Design each external boundary with:
- stable business idempotency keys,
- duplicate-safe provider requests,
- duplicate-safe completion admission,
- durable or queryable business records where the external effect matters.
Late or duplicate completions can be dropped when the target interaction is already terminal, stale, or otherwise not admissible. Monitor:
tpf.await.completion.dropped.total
Replay And Tracing ​
Replay and trace events expose the lifecycle of the await unit:
await_interaction_dispatchedawait_unit_dispatch_completeawait_execution_waitingawait_unit_item_completedawait_unit_completedawait_resume_releasedawait_unit_terminal
Use these events to separate runtime behavior from viewer interpretation. For example, in csv-payments, Await Payment Provider is ONE_TO_ONE over a stream, so item completions should appear as provider responses are admitted. The replay viewer should show those real lifecycle events rather than inventing smoothed timing.
Aggregate Limits ​
ONE_TO_ONE over a stream is itemized. Aggregate await shapes materialize input and/or output units in the current runtime:
| Config key | Default | Applies to |
|---|---|---|
pipeline.orchestrator.await-aggregate-max-input-items | 10000 | materialized input units for MANY_TO_ONE and MANY_TO_MANY await steps |
pipeline.orchestrator.await-aggregate-max-output-items | 10000 | materialized output units for ONE_TO_MANY and MANY_TO_MANY await steps |
Do not use unbounded aggregate await payloads. If replay of a materialized output unit fails halfway through downstream execution, TPF restarts that output unit as a whole.
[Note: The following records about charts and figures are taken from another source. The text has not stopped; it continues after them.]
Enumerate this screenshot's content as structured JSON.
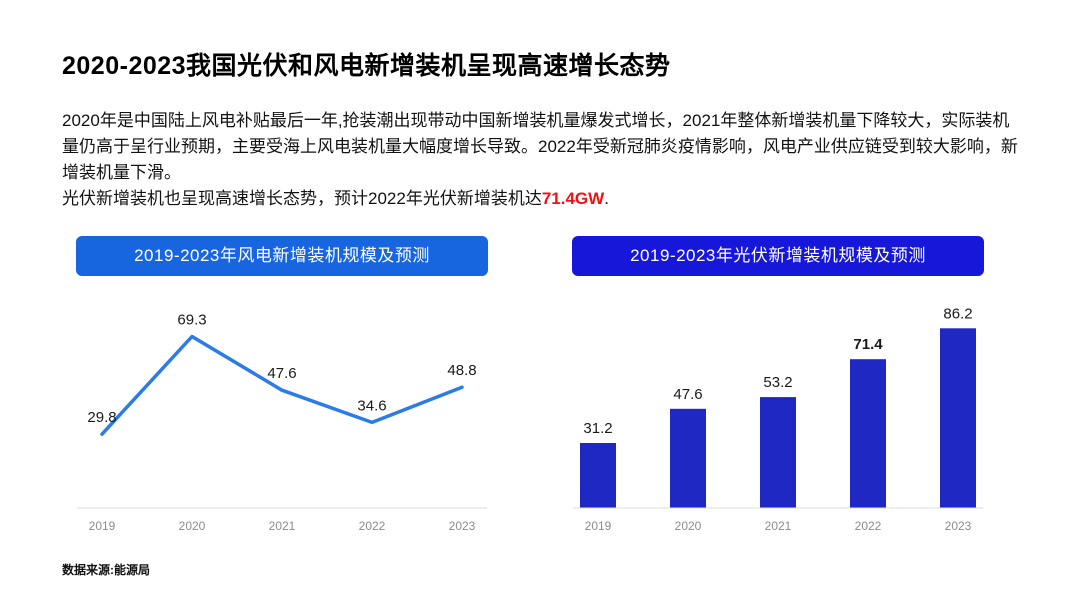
{
  "slide": {
    "title": "2020-2023我国光伏和风电新增装机呈现高速增长态势",
    "paragraph1": "2020年是中国陆上风电补贴最后一年,抢装潮出现带动中国新增装机量爆发式增长，2021年整体新增装机量下降较大，实际装机量仍高于呈行业预期，主要受海上风电装机量大幅度增长导致。2022年受新冠肺炎疫情影响，风电产业供应链受到较大影响，新增装机量下滑。",
    "paragraph2_prefix": "光伏新增装机也呈现高速增长态势，预计2022年光伏新增装机达",
    "paragraph2_highlight": "71.4GW",
    "paragraph2_suffix": ".",
    "source": "数据来源:能源局"
  },
  "colors": {
    "axis": "#DCDCDC",
    "tick": "#8C8C8C",
    "label": "#1A1A1A",
    "red": "#F40F14"
  },
  "chart_data": [
    {
      "type": "line",
      "title": "2019-2023年风电新增装机规模及预测",
      "categories": [
        "2019",
        "2020",
        "2021",
        "2022",
        "2023"
      ],
      "values": [
        29.8,
        69.3,
        47.6,
        34.6,
        48.8
      ],
      "ylabel": "",
      "xlabel": "",
      "ylim": [
        0,
        80
      ],
      "legend": "none",
      "grid": false,
      "line_color": "#2B7BE8",
      "header_bg": "#1766E0"
    },
    {
      "type": "bar",
      "title": "2019-2023年光伏新增装机规模及预测",
      "categories": [
        "2019",
        "2020",
        "2021",
        "2022",
        "2023"
      ],
      "values": [
        31.2,
        47.6,
        53.2,
        71.4,
        86.2
      ],
      "ylabel": "",
      "xlabel": "",
      "ylim": [
        0,
        95
      ],
      "legend": "none",
      "grid": false,
      "highlight_index": 3,
      "highlight_label_color": "#2230E0",
      "bar_color": "#2028C4",
      "header_bg": "#1717D9"
    }
  ]
}
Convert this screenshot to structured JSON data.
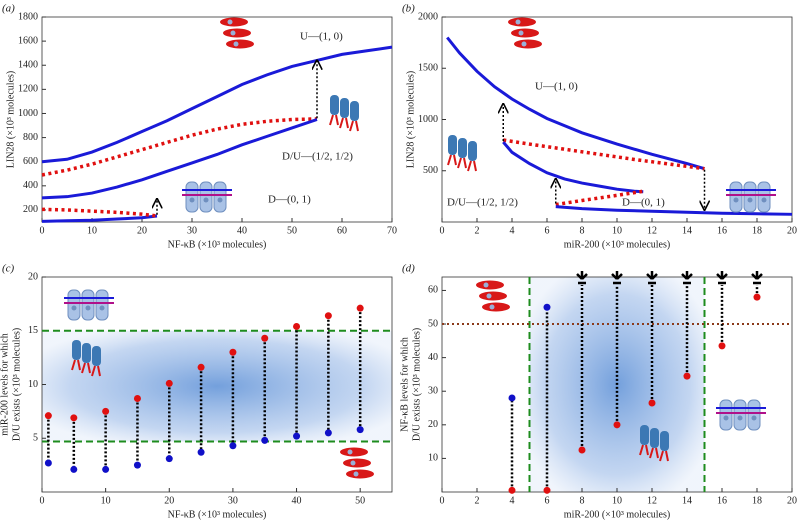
{
  "chart_data": [
    {
      "type": "line",
      "panel": "(a)",
      "x_label": "NF-κB (×10³ molecules)",
      "y_label": [
        "LIN28 (×10³ molecules)"
      ],
      "xlim": [
        0,
        70
      ],
      "xticks": [
        0,
        10,
        20,
        30,
        40,
        50,
        60,
        70
      ],
      "ylim": [
        100,
        1800
      ],
      "yticks": [
        200,
        400,
        600,
        800,
        1000,
        1200,
        1400,
        1600,
        1800
      ],
      "series": [
        {
          "color": "#1a1ad8",
          "style": "solid",
          "x": [
            0,
            5,
            10,
            15,
            20,
            25,
            30,
            35,
            40,
            45,
            50,
            55,
            60,
            65,
            70
          ],
          "values": [
            600,
            620,
            680,
            760,
            850,
            940,
            1040,
            1140,
            1240,
            1320,
            1390,
            1440,
            1490,
            1520,
            1550
          ]
        },
        {
          "color": "#e01010",
          "style": "dotted",
          "x": [
            0,
            5,
            10,
            15,
            20,
            25,
            30,
            35,
            40,
            45,
            50,
            55
          ],
          "values": [
            490,
            530,
            580,
            640,
            700,
            760,
            820,
            870,
            910,
            935,
            950,
            955
          ]
        },
        {
          "color": "#1a1ad8",
          "style": "solid",
          "x": [
            0,
            5,
            10,
            15,
            20,
            25,
            30,
            35,
            40,
            45,
            50,
            55
          ],
          "values": [
            300,
            310,
            340,
            390,
            450,
            520,
            590,
            660,
            740,
            810,
            880,
            950
          ]
        },
        {
          "color": "#1a1ad8",
          "style": "solid",
          "x": [
            0,
            5,
            10,
            15,
            20,
            23
          ],
          "values": [
            105,
            110,
            115,
            125,
            135,
            150
          ]
        },
        {
          "color": "#e01010",
          "style": "dotted",
          "x": [
            0,
            5,
            10,
            15,
            20,
            23
          ],
          "values": [
            205,
            200,
            190,
            180,
            165,
            150
          ]
        }
      ],
      "arrows": [
        {
          "x": 23,
          "from": 160,
          "to": 290
        },
        {
          "x": 55,
          "from": 960,
          "to": 1440
        }
      ],
      "annotations": [
        "U—(1, 0)",
        "D/U—(1/2, 1/2)",
        "D—(0, 1)"
      ]
    },
    {
      "type": "line",
      "panel": "(b)",
      "x_label": "miR-200 (×10³ molecules)",
      "y_label": [
        "LIN28 (×10³ molecules)"
      ],
      "xlim": [
        0,
        20
      ],
      "xticks": [
        0,
        2,
        4,
        6,
        8,
        10,
        12,
        14,
        16,
        18,
        20
      ],
      "ylim": [
        0,
        2000
      ],
      "yticks": [
        500,
        1000,
        1500,
        2000
      ],
      "series": [
        {
          "color": "#1a1ad8",
          "style": "solid",
          "x": [
            0.3,
            1,
            2,
            3,
            4,
            5,
            6,
            8,
            10,
            12,
            14,
            15
          ],
          "values": [
            1800,
            1650,
            1470,
            1320,
            1200,
            1100,
            1010,
            870,
            760,
            660,
            570,
            520
          ]
        },
        {
          "color": "#e01010",
          "style": "dotted",
          "x": [
            3.5,
            5,
            7,
            9,
            11,
            13,
            15
          ],
          "values": [
            800,
            760,
            710,
            660,
            610,
            565,
            520
          ]
        },
        {
          "color": "#1a1ad8",
          "style": "solid",
          "x": [
            3.5,
            4,
            5,
            6,
            7,
            8,
            9,
            10,
            11,
            11.5
          ],
          "values": [
            780,
            680,
            570,
            480,
            420,
            380,
            350,
            320,
            300,
            295
          ]
        },
        {
          "color": "#e01010",
          "style": "dotted",
          "x": [
            6.5,
            8,
            10,
            11.5
          ],
          "values": [
            170,
            210,
            260,
            300
          ]
        },
        {
          "color": "#1a1ad8",
          "style": "solid",
          "x": [
            6.5,
            8,
            10,
            12,
            14,
            16,
            18,
            20
          ],
          "values": [
            150,
            130,
            115,
            105,
            95,
            85,
            80,
            75
          ]
        }
      ],
      "arrows": [
        {
          "x": 3.5,
          "from": 790,
          "to": 1150
        },
        {
          "x": 6.5,
          "from": 180,
          "to": 420
        },
        {
          "x": 15,
          "from": 510,
          "to": 120
        }
      ],
      "annotations": [
        "U—(1, 0)",
        "D/U—(1/2, 1/2)",
        "D—(0, 1)"
      ]
    },
    {
      "type": "scatter",
      "panel": "(c)",
      "x_label": "NF-κB (×10³ molecules)",
      "y_label": [
        "miR-200 levels for which",
        "D/U exists (×10³ molecules)"
      ],
      "xlim": [
        0,
        55
      ],
      "xticks": [
        0,
        10,
        20,
        30,
        40,
        50
      ],
      "ylim": [
        0,
        20
      ],
      "yticks": [
        5,
        10,
        15,
        20
      ],
      "series": [
        {
          "color": "#e01010",
          "x": [
            1,
            5,
            10,
            15,
            20,
            25,
            30,
            35,
            40,
            45,
            50
          ],
          "values": [
            7.1,
            6.9,
            7.5,
            8.7,
            10.1,
            11.6,
            13,
            14.3,
            15.4,
            16.4,
            17.1
          ]
        },
        {
          "color": "#1010c8",
          "x": [
            1,
            5,
            10,
            15,
            20,
            25,
            30,
            35,
            40,
            45,
            50
          ],
          "values": [
            2.7,
            2.1,
            2.1,
            2.5,
            3.1,
            3.7,
            4.3,
            4.8,
            5.2,
            5.5,
            5.8
          ]
        }
      ],
      "ref_lines": [
        {
          "axis": "y",
          "value": 15,
          "color": "#1e8c1e",
          "style": "dashed"
        },
        {
          "axis": "y",
          "value": 4.7,
          "color": "#1e8c1e",
          "style": "dashed"
        }
      ],
      "shade_axis": "y",
      "connectors": true
    },
    {
      "type": "scatter",
      "panel": "(d)",
      "x_label": "miR-200 (×10³ molecules)",
      "y_label": [
        "NF-κB levels for which",
        "D/U exists (×10³ molecules)"
      ],
      "xlim": [
        0,
        20
      ],
      "xticks": [
        0,
        2,
        4,
        6,
        8,
        10,
        12,
        14,
        16,
        18,
        20
      ],
      "ylim": [
        0,
        64
      ],
      "yticks": [
        10,
        20,
        30,
        40,
        50,
        60
      ],
      "series": [
        {
          "color": "#e01010",
          "x": [
            4,
            6,
            8,
            10,
            12,
            14,
            16,
            18
          ],
          "values": [
            0.5,
            0.5,
            12.5,
            20,
            26.5,
            34.5,
            43.5,
            58
          ]
        },
        {
          "color": "#1010c8",
          "x": [
            4,
            6
          ],
          "values": [
            28,
            55
          ]
        }
      ],
      "ref_lines": [
        {
          "axis": "x",
          "value": 5,
          "color": "#1e8c1e",
          "style": "dashed"
        },
        {
          "axis": "x",
          "value": 15,
          "color": "#1e8c1e",
          "style": "dashed"
        },
        {
          "axis": "y",
          "value": 50,
          "color": "#8b3a1a",
          "style": "dotted"
        }
      ],
      "shade_axis": "x",
      "connectors": true
    }
  ]
}
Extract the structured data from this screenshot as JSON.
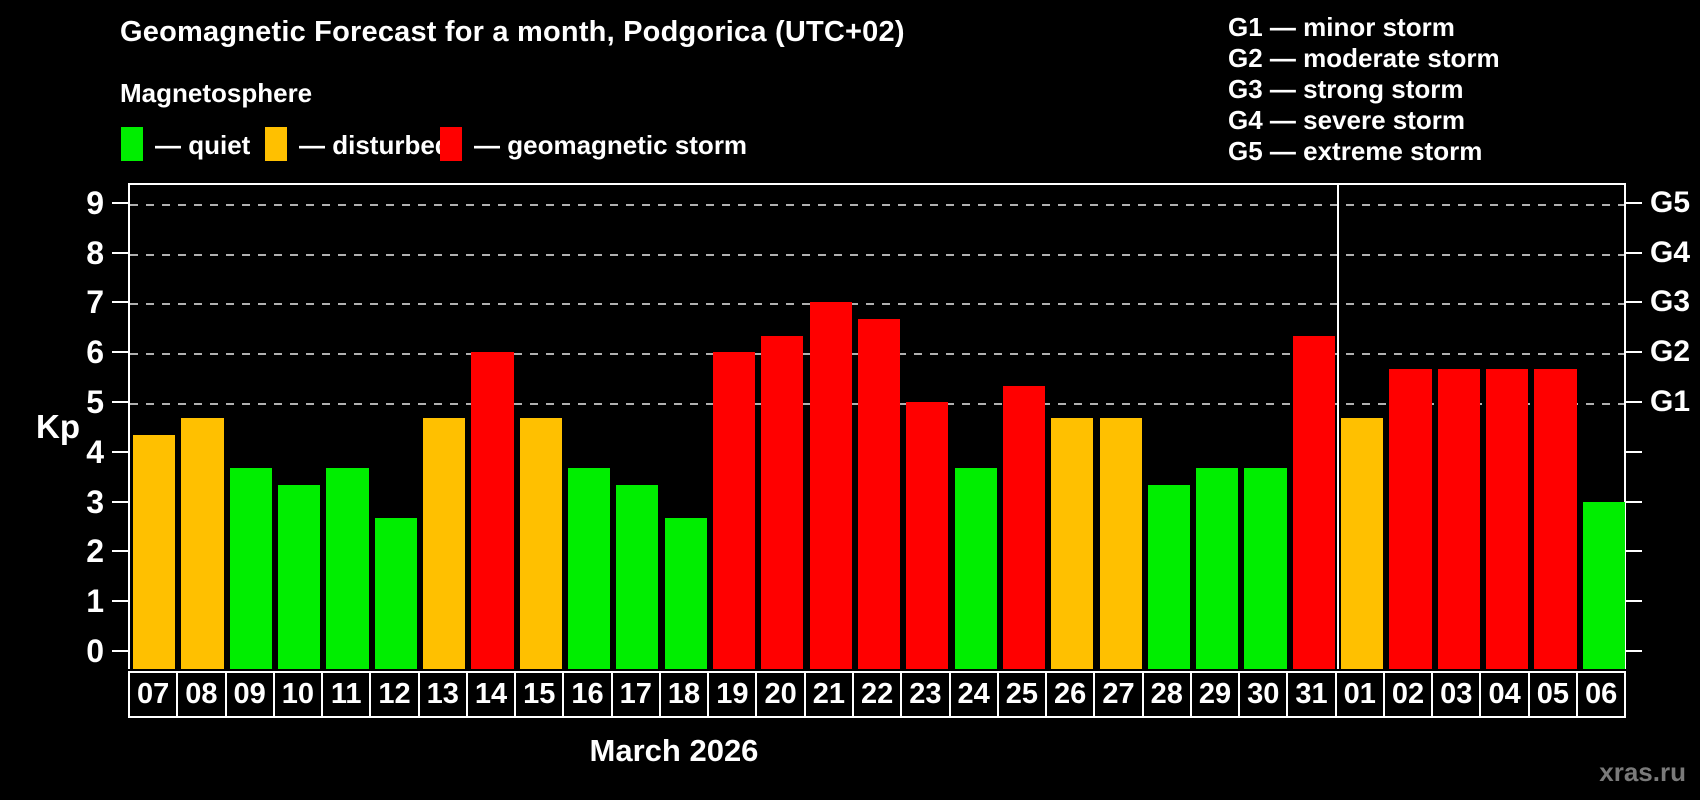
{
  "title": "Geomagnetic Forecast for a month, Podgorica (UTC+02)",
  "subtitle": "Magnetosphere",
  "legend": {
    "quiet": "— quiet",
    "disturbed": "— disturbed",
    "storm": "— geomagnetic storm"
  },
  "g_scale_legend": [
    "G1 — minor storm",
    "G2 — moderate storm",
    "G3 — strong storm",
    "G4 — severe storm",
    "G5 — extreme storm"
  ],
  "footer": {
    "x_caption": "March 2026",
    "watermark": "xras.ru"
  },
  "colors": {
    "quiet": "#00ee00",
    "disturbed": "#ffc000",
    "storm": "#ff0000",
    "background": "#000000",
    "axis": "#ffffff",
    "grid": "#b0b0b0",
    "watermark": "#7a7a7a"
  },
  "chart_data": {
    "type": "bar",
    "title": "Geomagnetic Forecast for a month, Podgorica (UTC+02)",
    "xlabel": "March 2026",
    "ylabel": "Kp",
    "ylim": [
      0,
      9
    ],
    "y_ticks": [
      0,
      1,
      2,
      3,
      4,
      5,
      6,
      7,
      8,
      9
    ],
    "grid_levels": [
      5,
      6,
      7,
      8,
      9
    ],
    "right_axis": {
      "labels": [
        "G1",
        "G2",
        "G3",
        "G4",
        "G5"
      ],
      "at_kp": [
        5,
        6,
        7,
        8,
        9
      ]
    },
    "legend_position": "top",
    "grid": "dashed, G-levels only",
    "month_separator_after_index": 24,
    "days": [
      {
        "label": "07",
        "kp": 4.33,
        "status": "disturbed"
      },
      {
        "label": "08",
        "kp": 4.67,
        "status": "disturbed"
      },
      {
        "label": "09",
        "kp": 3.67,
        "status": "quiet"
      },
      {
        "label": "10",
        "kp": 3.33,
        "status": "quiet"
      },
      {
        "label": "11",
        "kp": 3.67,
        "status": "quiet"
      },
      {
        "label": "12",
        "kp": 2.67,
        "status": "quiet"
      },
      {
        "label": "13",
        "kp": 4.67,
        "status": "disturbed"
      },
      {
        "label": "14",
        "kp": 6.0,
        "status": "storm"
      },
      {
        "label": "15",
        "kp": 4.67,
        "status": "disturbed"
      },
      {
        "label": "16",
        "kp": 3.67,
        "status": "quiet"
      },
      {
        "label": "17",
        "kp": 3.33,
        "status": "quiet"
      },
      {
        "label": "18",
        "kp": 2.67,
        "status": "quiet"
      },
      {
        "label": "19",
        "kp": 6.0,
        "status": "storm"
      },
      {
        "label": "20",
        "kp": 6.33,
        "status": "storm"
      },
      {
        "label": "21",
        "kp": 7.0,
        "status": "storm"
      },
      {
        "label": "22",
        "kp": 6.67,
        "status": "storm"
      },
      {
        "label": "23",
        "kp": 5.0,
        "status": "storm"
      },
      {
        "label": "24",
        "kp": 3.67,
        "status": "quiet"
      },
      {
        "label": "25",
        "kp": 5.33,
        "status": "storm"
      },
      {
        "label": "26",
        "kp": 4.67,
        "status": "disturbed"
      },
      {
        "label": "27",
        "kp": 4.67,
        "status": "disturbed"
      },
      {
        "label": "28",
        "kp": 3.33,
        "status": "quiet"
      },
      {
        "label": "29",
        "kp": 3.67,
        "status": "quiet"
      },
      {
        "label": "30",
        "kp": 3.67,
        "status": "quiet"
      },
      {
        "label": "31",
        "kp": 6.33,
        "status": "storm"
      },
      {
        "label": "01",
        "kp": 4.67,
        "status": "disturbed"
      },
      {
        "label": "02",
        "kp": 5.67,
        "status": "storm"
      },
      {
        "label": "03",
        "kp": 5.67,
        "status": "storm"
      },
      {
        "label": "04",
        "kp": 5.67,
        "status": "storm"
      },
      {
        "label": "05",
        "kp": 5.67,
        "status": "storm"
      },
      {
        "label": "06",
        "kp": 3.0,
        "status": "quiet"
      }
    ]
  }
}
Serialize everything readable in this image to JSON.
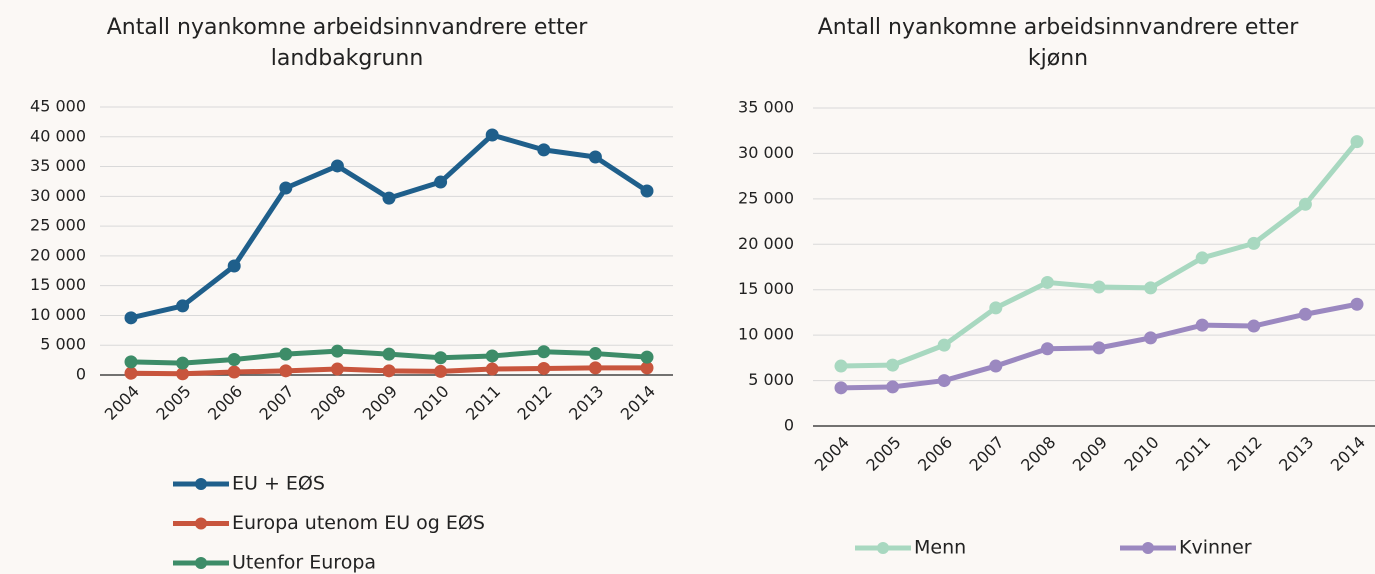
{
  "chart_data": [
    {
      "type": "line",
      "title": "Antall nyankomne arbeidsinnvandrere etter landbakgrunn",
      "categories": [
        "2004",
        "2005",
        "2006",
        "2007",
        "2008",
        "2009",
        "2010",
        "2011",
        "2012",
        "2013",
        "2014"
      ],
      "series": [
        {
          "name": "EU + EØS",
          "color": "#1f5f8b",
          "values": [
            9600,
            11600,
            18300,
            31400,
            35100,
            29700,
            32400,
            40300,
            37800,
            36600,
            30900
          ]
        },
        {
          "name": "Europa utenom EU og EØS",
          "color": "#c8553d",
          "values": [
            300,
            200,
            500,
            700,
            1000,
            700,
            600,
            1000,
            1100,
            1200,
            1200
          ]
        },
        {
          "name": "Utenfor Europa",
          "color": "#3d8c68",
          "values": [
            2200,
            2000,
            2600,
            3500,
            4000,
            3500,
            2900,
            3200,
            3900,
            3600,
            3000
          ]
        }
      ],
      "ylim": [
        0,
        45000
      ],
      "yticks": [
        0,
        {
          "value": 5000,
          "label": "5 000"
        },
        {
          "value": 10000,
          "label": "10 000"
        },
        {
          "value": 15000,
          "label": "15 000"
        },
        {
          "value": 20000,
          "label": "20 000"
        },
        {
          "value": 25000,
          "label": "25 000"
        },
        {
          "value": 30000,
          "label": "30 000"
        },
        {
          "value": 35000,
          "label": "35 000"
        },
        {
          "value": 40000,
          "label": "40 000"
        },
        {
          "value": 45000,
          "label": "45 000"
        }
      ],
      "grid": true,
      "legend": "bottom"
    },
    {
      "type": "line",
      "title": "Antall nyankomne arbeidsinnvandrere etter kjønn",
      "categories": [
        "2004",
        "2005",
        "2006",
        "2007",
        "2008",
        "2009",
        "2010",
        "2011",
        "2012",
        "2013",
        "2014"
      ],
      "series": [
        {
          "name": "Menn",
          "color": "#a8d8c0",
          "values": [
            6600,
            6700,
            8900,
            13000,
            15800,
            15300,
            15200,
            18500,
            20100,
            24400,
            31300
          ]
        },
        {
          "name": "Kvinner",
          "color": "#9b88c0",
          "values": [
            4200,
            4300,
            5000,
            6600,
            8500,
            8600,
            9700,
            11100,
            11000,
            12300,
            13400
          ]
        }
      ],
      "ylim": [
        0,
        35000
      ],
      "yticks": [
        0,
        {
          "value": 5000,
          "label": "5 000"
        },
        {
          "value": 10000,
          "label": "10 000"
        },
        {
          "value": 15000,
          "label": "15 000"
        },
        {
          "value": 20000,
          "label": "20 000"
        },
        {
          "value": 25000,
          "label": "25 000"
        },
        {
          "value": 30000,
          "label": "30 000"
        },
        {
          "value": 35000,
          "label": "35 000"
        }
      ],
      "grid": true,
      "legend": "bottom"
    }
  ]
}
Await Versus Checkpoint Handoff ​
Await and checkpoint handoff both cross a process boundary, but they assign ownership differently.
| Concern | Await | Checkpoint handoff |
|---|---|---|
| Execution ownership | one execution parks and later resumes | one pipeline publishes and another pipeline admits independent work |
| Boundary | mid-pipeline external wait | terminal or named publication boundary |
| Completion | correlated interaction completion | downstream checkpoint admission |
| Retry and DLQ | owning execution remains responsible | downstream orchestrator owns retry and DLQ after admission |
| Use when | the external result belongs to the same business flow | another pipeline should own the next lifecycle |
Use await for human approvals, webhook callbacks, and brokered provider decisions that must resume the same execution. Use checkpoint handoff when the receiving workflow has separate ownership, scaling, or operational responsibility.